Abstract Summary Complex inguinal anatomy, mesh variety, surgeon's use of mesh, surgical technique preference made it inevitable to examine the recurrence of inguinal hernia. Unlike the literature, we examined the recurrence rates of a single experienced general surgeon using a single type of mesh, separately for laparoscopy and open surgery. Method Uniform mesh (ProgripTM self-fixating in open, Polipropilen mesh in laparoscopic) was applied. A total of 314 patients who underwent hernia surgery for the first time performed by a single expert general surgeon between 2013–2022 were included in the study. Demographic data, perioperative data, body mass indexes, co-morbidities and recurrence status were documented. Results The mean follow-up period was 75.2 months(3–158). Recurrence developed in a total of 24 patients(7.6%). Recurrence developed in 14 patients(7.3%) who underwent open hernia repair, while recurrence was found in 10(8.2%) of laparoscopic repairs(p=0.77). Diabetes mellitus was diagnosed in 8 patients(33.3%) in the group with recurrence, while diabetes was diagnosed in 14 patients(4.8%) in the group without recurrence(p<0.001).

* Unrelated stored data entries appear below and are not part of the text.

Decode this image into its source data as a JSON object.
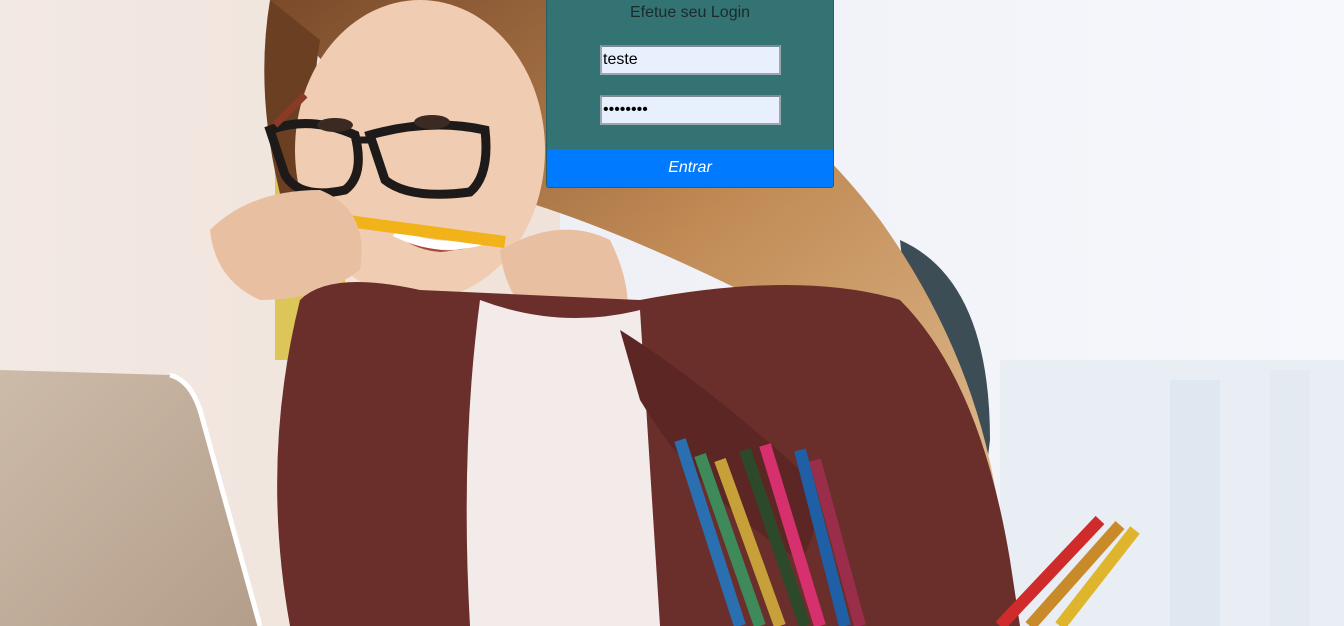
{
  "login": {
    "title": "Efetue seu Login",
    "username_value": "teste",
    "password_value": "12345678",
    "submit_label": "Entrar"
  },
  "colors": {
    "panel_bg": "#337373",
    "button_bg": "#007bff",
    "input_bg": "#e8f0fe"
  }
}
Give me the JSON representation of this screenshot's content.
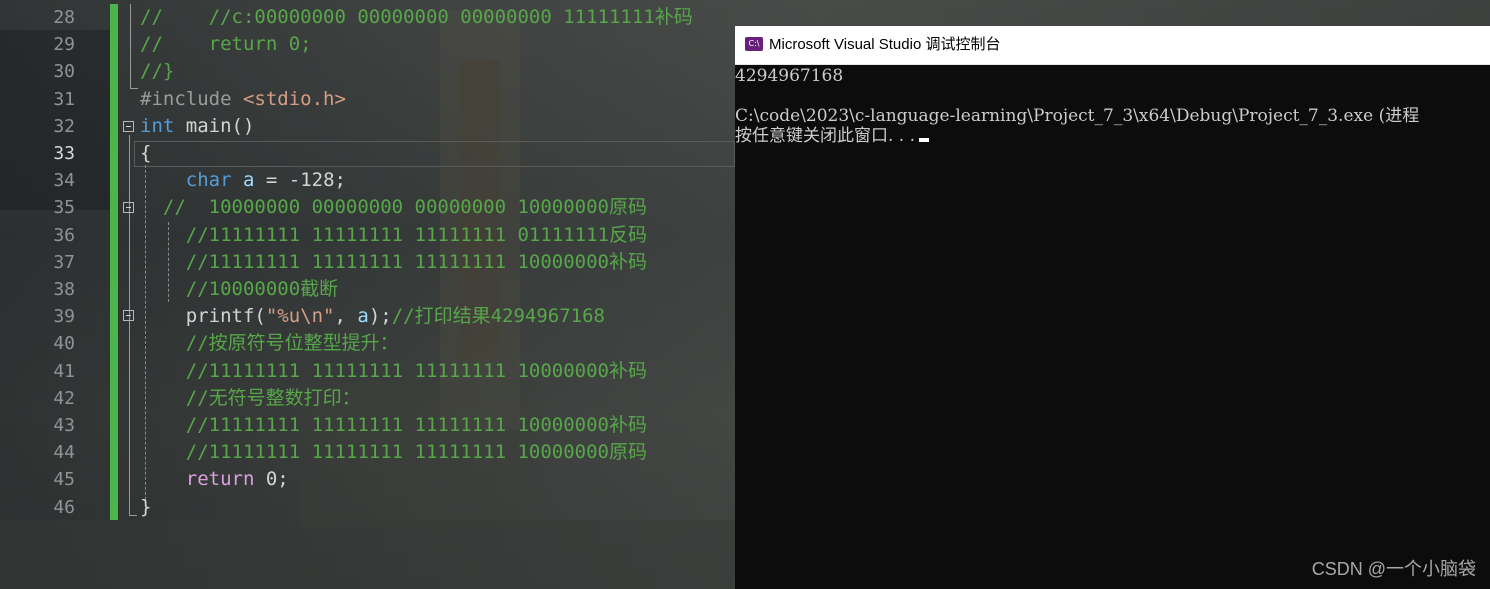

While there was cardiovascular disease in 16 patients(66.7%) in the group with recurrence, cardiovascular disease was observed in 99 patients(34.1%) in the group without recurrence(p=0.001). Discussion Recurrence rates after inguinal hernia repair were found to be compatible with the literature. We found that all patients with recurrence had high ASA scores, heavy lifting, chronic constipation, diabetes mellitus, and cardiovascular disease problems. Especially if we take into account the early return to work in the post-operative period, it doesn't seem easy to reduce the recurrence rate, which is dependent on many factors.